No queda clara la doctrina cristiana. Que sepamos no es una exposición de teología dogmática, sino una representación artística de la pasión. Sin embargo, los "flash backs", esas digresiones narrativas hacia atrás por asociación de imágenes, exponen muchos puntos centrales del misterio cristiano: la divina maternidad de la Ssma. Virgen, el "mandamiento nuevo" del amor fraterno, la misa como sacrificio incruento, la misericordia con los pecadores, que luego de la resurrección será institucionalizada como sacramento de perdón, potestad del sacerdote...

Pero el punto dogmático más fuertemente destacado en el contexto de la pasión es el colapso de la Sinagoga. El relato evangélico se limita a decir que al morir el Redentor se rasgó el velo del templo de Salomón, dejando expuesto el Sancta Sanctorum, el arca de la antigua alianza. Es la forma de decir: cesó la sinagoga, nació la Iglesia. Ahora tiene vigor la Nueva Alianza.

El film lo subraya en imágenes con el colapso del Sancta Sanctorum, producto del terremoto que sacudió Jerusalén al morir Jesucristo, en el momento de la consumación del sacrificio. Esto, presumo, no ha agradado a los que sostienen que los judíos son "hermanos mayores" de los católicos en la Fe, que tenemos "el mismo Dios". Y menos a los que dicen que ellos mantienen en vigencia "su propia alianza", teólogos de la salvación binorma: una para los judíos en la sinagoga, otra para el resto de la humanidad... en "las comunidades cristianas"... o vaya a saber donde más...

Pese a sus libertades artísticas, Gibson sostiene poderosamente el dogma católico. Aun cuando por economía del relato haya solo dos y no tres marías. Y Cristo caiga cinco o seis veces, y no tres, en el camino del calvario. Y deje impregnado en el velo de Berenice o Verónica (la de la vera imagen) su rostro ensangrentado, en premio a su compasión. Hoy ya no podemos ver esta piadosa tradición en las estaciones del Vía Crucis, donde queda aún un vía crucis... Y otras cuestiones por el estilo.

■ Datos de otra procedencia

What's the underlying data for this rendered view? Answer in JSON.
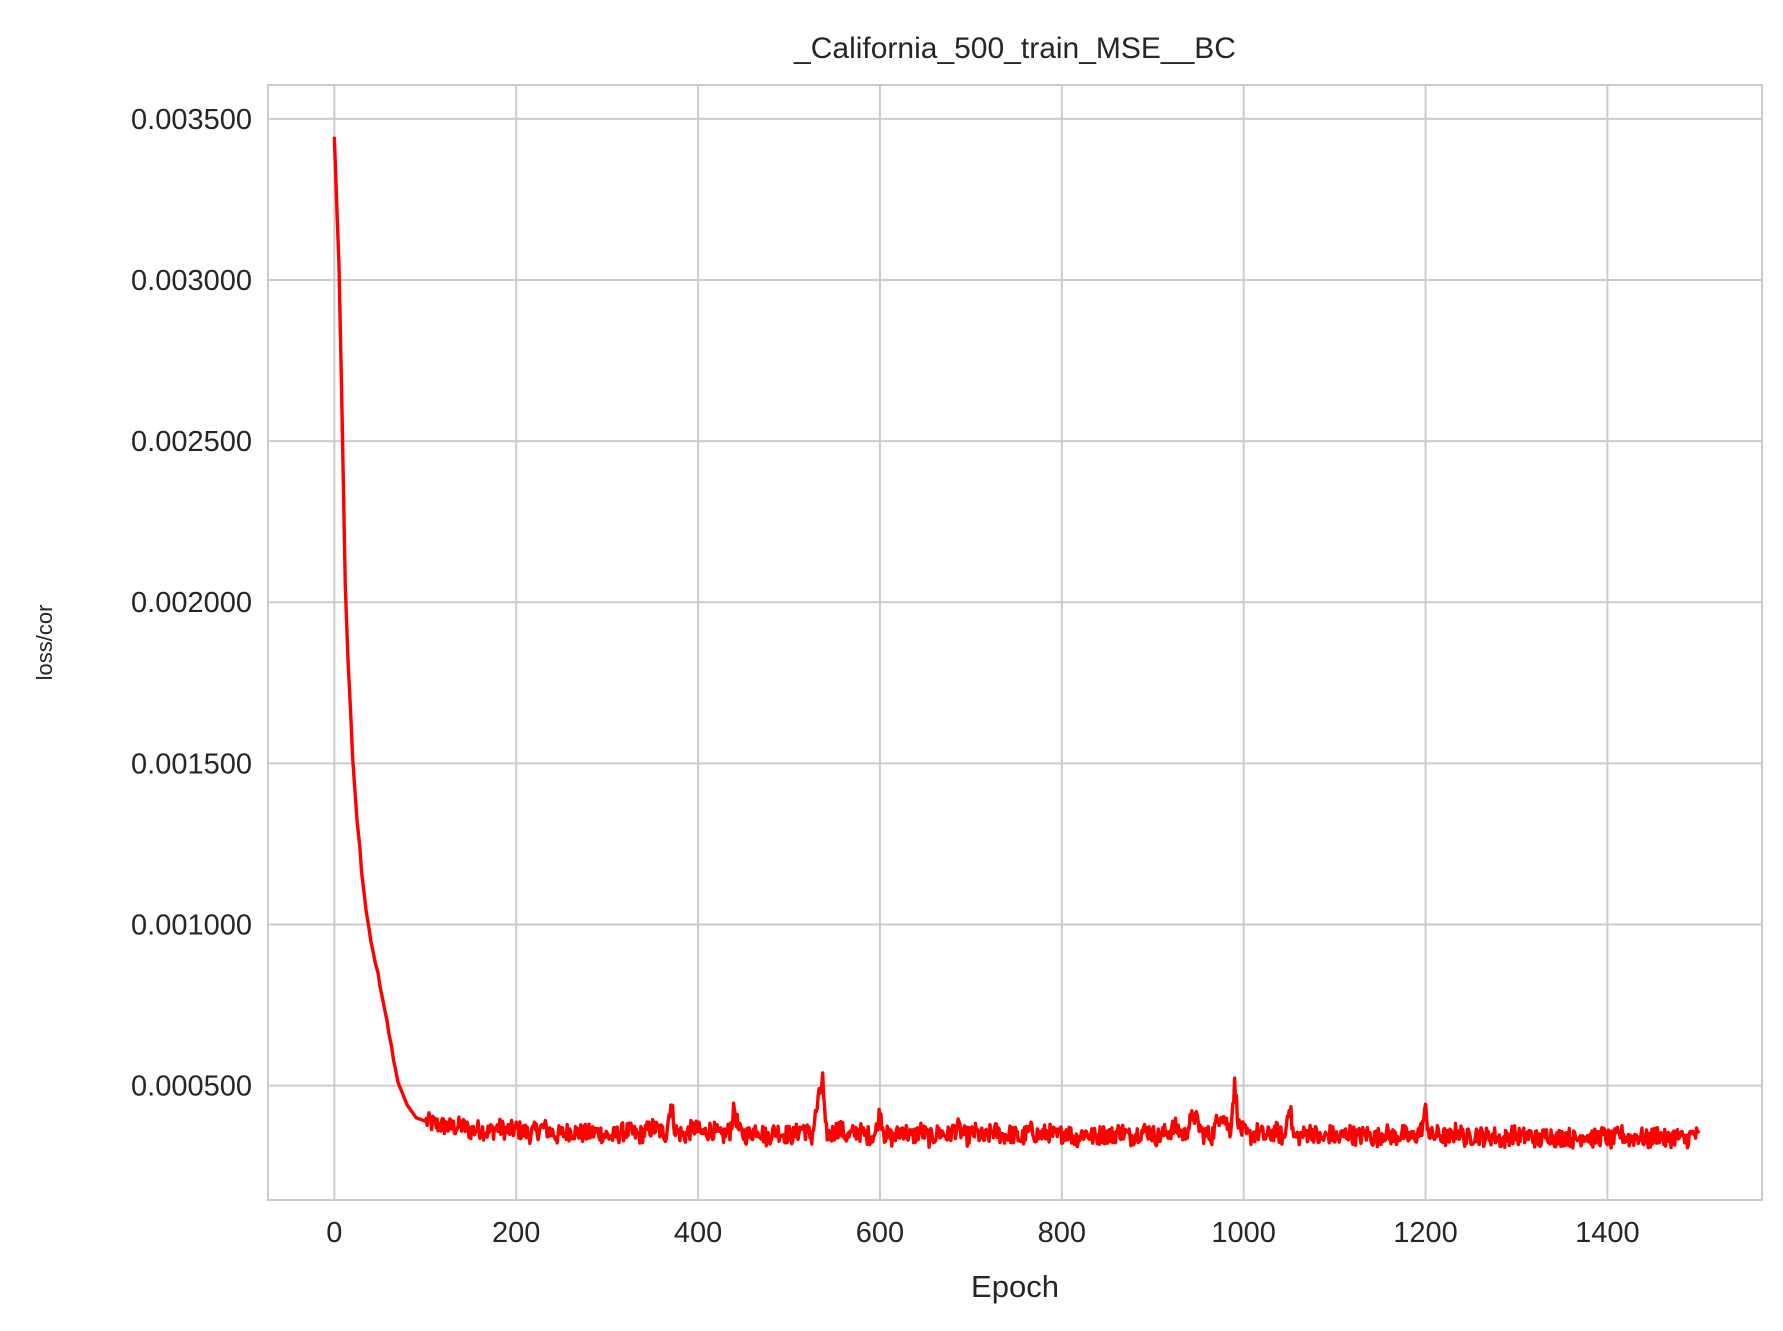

Tampoco ha de haber agradado a quienes quieren colgarle el sambenito antisemita el que muestre a tres fariseos protestando contra la ilegalidad del proceso en el Sanedrín (Nicodemos, Gamaliel, José de Arimatea, aunque no se los nombre), expulsados a empellones por sus hermanos en el sacerdocio de la asamblea. Parece recordar cierto concilio reciente...

Ni a Poncio Pilato tratando de salvar a un inocente de la muerte de cruz, donde lo manda la envidia de los sacerdotes y sus lacayos, aunque luego prevarique para no dar a los fariseos la excusa y -él mismo- terminar acusado ante el César. Ni su fallido intento de democracia popular, desvirtuado porque la turba fue "comprada" para elegir al criminal Barrabás y condenar al Cordero de Dios. Un verdadero antecedente histórico...

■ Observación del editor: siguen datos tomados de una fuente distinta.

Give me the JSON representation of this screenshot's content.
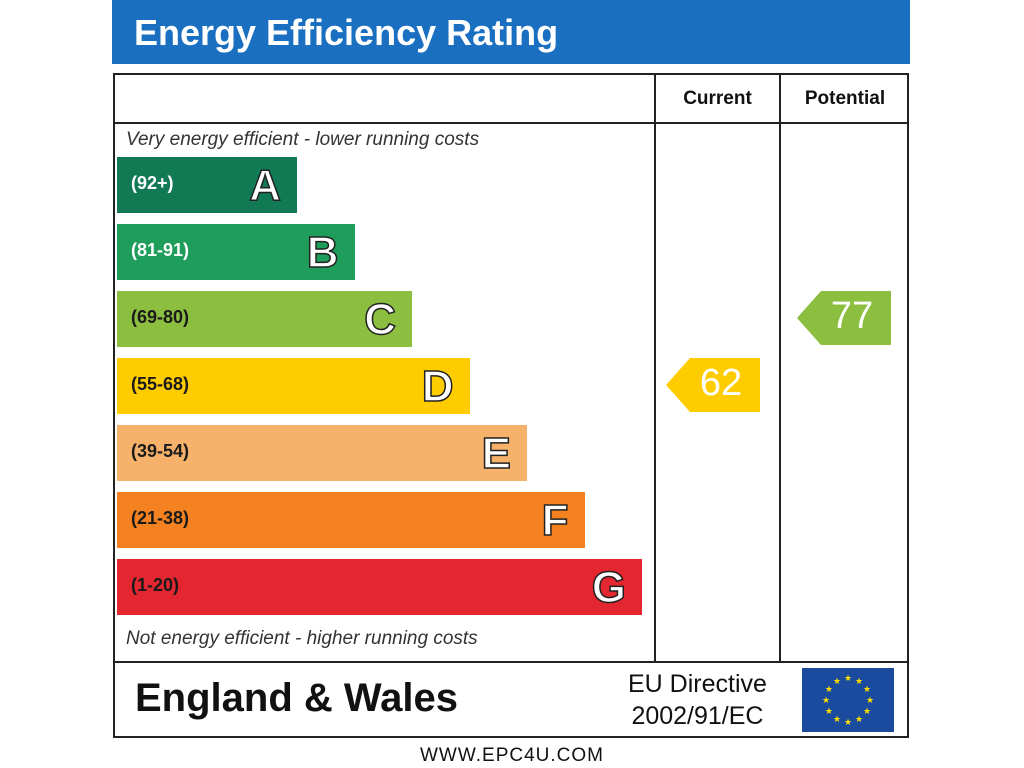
{
  "title": "Energy Efficiency Rating",
  "columns": {
    "current": "Current",
    "potential": "Potential"
  },
  "captions": {
    "top": "Very energy efficient - lower running costs",
    "bottom": "Not energy efficient - higher running costs"
  },
  "region": "England & Wales",
  "directive": {
    "line1": "EU Directive",
    "line2": "2002/91/EC"
  },
  "footer": "WWW.EPC4U.COM",
  "chart_data": {
    "type": "bar",
    "title": "Energy Efficiency Rating",
    "categories": [
      "A",
      "B",
      "C",
      "D",
      "E",
      "F",
      "G"
    ],
    "bands": [
      {
        "letter": "A",
        "range": "(92+)",
        "color": "#117a55",
        "text_color": "#ffffff",
        "min": 92,
        "max": 100
      },
      {
        "letter": "B",
        "range": "(81-91)",
        "color": "#1e9e5a",
        "text_color": "#ffffff",
        "min": 81,
        "max": 91
      },
      {
        "letter": "C",
        "range": "(69-80)",
        "color": "#8cbf3f",
        "text_color": "#1a1a1a",
        "min": 69,
        "max": 80
      },
      {
        "letter": "D",
        "range": "(55-68)",
        "color": "#ffcc00",
        "text_color": "#1a1a1a",
        "min": 55,
        "max": 68
      },
      {
        "letter": "E",
        "range": "(39-54)",
        "color": "#f6b26b",
        "text_color": "#1a1a1a",
        "min": 39,
        "max": 54
      },
      {
        "letter": "F",
        "range": "(21-38)",
        "color": "#f58220",
        "text_color": "#1a1a1a",
        "min": 21,
        "max": 38
      },
      {
        "letter": "G",
        "range": "(1-20)",
        "color": "#e3262f",
        "text_color": "#1a1a1a",
        "min": 1,
        "max": 20
      }
    ],
    "series": [
      {
        "name": "Current",
        "value": 62,
        "band": "D",
        "color": "#ffcc00"
      },
      {
        "name": "Potential",
        "value": 77,
        "band": "C",
        "color": "#8cbf3f"
      }
    ],
    "xlabel": "",
    "ylabel": ""
  }
}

Finalmente, un punto irritante a todo progresista que se precie. Nuestro Señor dice, al consagrar el caliz, que esa sangre será derramada "por vosotros y por muchos" (pro vobis et pro multis). Así lo dice el evangelio. Así lo establece tamibén el texto latino del la misa reformada. Pero las traducciones a lenguas vernáculas de nuestros inefables episcopados -y la permisión romana, hemos de reconocerlo- se han tomado la singularmente homogénea libertad de traducir "por vosotros y por todos". Es más "ecuménico". Y eso oyen los sufridos fieles en las misas dominicales. Pero eso no es lo que dice el relato evangélico, ni la tradición litúrgica.

Nos preguntamos ¿qué habría dicho Jim Caviezel - Jesús de haber debido recitar el padrenuestro en el film? ¿Deudas u ofensas? Bien, todo lector puede remitirse al texto evangélico y sacarse la duda. Ninguna de las dos cosas es una cuestión menor.

En una palabra -y hemos de conceder por una vez la razón a los objetores- el film retrotrae muchas cosas a la situación preconciliar. Este es uno de sus mayores méritos. Un bien que será aprovechado por nosotros y por muchos.